Data transformation is changing the way enterprises do business. The adoption of advanced technologies like robotics, AI-driven software, and chatbot-enabled services are accelerating because enterprises benefit from positive outcomes. Here’s a quick guide.
What are examples of enterprise data transformation?
Examples of data transformation are everywhere. At FedEx, robots handling packages in the distribution and routing facilities help increase efficiency and reduce error rates culminating in improved customer satisfaction and repeat clients. In the past year with increased online demand, American Eagle deployed robotics to sort clothing. This has improved order fulfilment cycle times and provided their clients with a better buying experience. Similarly, IBM is now using AI-driven chatbots to improve customer service responsiveness.
These are all pragmatic uses of intelligent data to drive a positive impact on the business. The one common and critical element for effective use of such advanced technology is having reliable data. Without a reliable set of data, the automation process that is instantaneously making critical decisions is at risk. Let’s explore what it means to get reliable data?
What are some challenges facing enterprise data transformation?
These are all pragmatic The challenge is managing the process to rationalize data from disparate sources, assimilate that data, achieve an acceptable level of data quality, and then maintain it as a single source of truth. Most enterprises today have numerous sources of data both within and outside their organizations. This data, if used in the right context, is pivotal to making better decisions or taking actions to drive data monetization.

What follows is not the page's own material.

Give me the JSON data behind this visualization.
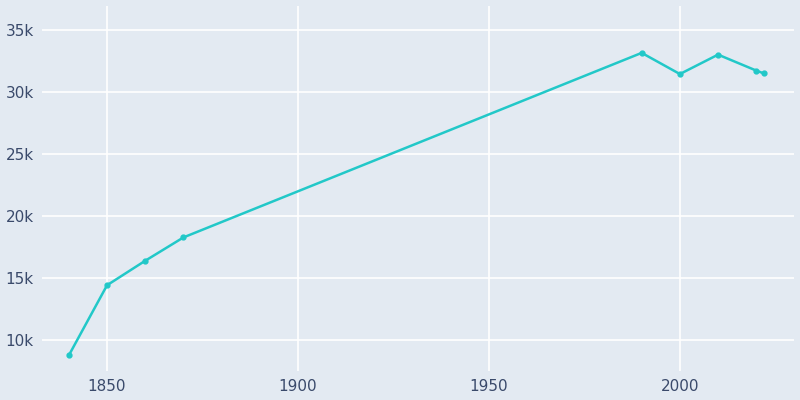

Gartner defines data quality solutions as “the processes and technologies for identifying, understanding and correcting flaws in data that support effective data and analytics governance across operational business processes and decision making.”
Data transformation involves all of this and more. To begin, the enterprise needs to understand the data source options, and put the context of relevancy into that data-based with context on the business problem to be solved. Typically, the functional data analyst, in conjunction with the data steward and the data engineers, should be focused on comprehending the compatibility of data across applications, the sources, the types of data involved and the implications of data sources on the end goal.
What is a data transformation lifecycle?
Embarking on the data transformation lifecycle, starting with data access and sources, enterprises need to establish business domains for data along with appropriate data policies. Depending on the type of data, enterprises may want to isolate restricted data from sensitive data, apply different privacy rules and potentially access controls. As an example, the enterprise could decide that ‘Cust Name’ is a better way to define all future uses of Client Name and hence establish the data domain for Customer Name. Since data used for different purposes can be defined in diverse ways, the degree of data transformation can vary by organization and by a data element. Once the data policies are established, the next step would be to validate the extracted data using the data policies and where appropriate curate the data to align with the acceptable use of that data. This is a critical step in the data quality routine and puts the enterprise on the right track to a reliable data repository. With today’s cloud infrastructure technologies and the fact that storage is no longer an expensive investment, enterprises have adopted the ELT (Extract, Load and Transform) methodology. This means it is more efficient for enterprises to consolidate disparate data into the end state data repository and then apply transformation logic to assimilate, optimize and validate prior to initiating automation routines.
Data is useful only when monetized. To get there, data transformation is a critical success factor. It requires enterprises to invest in the entire lifecycle from data access through validation. With data going through constant change, data transformation is an iterative process. Think about a business process in your organization that would help impact the business today.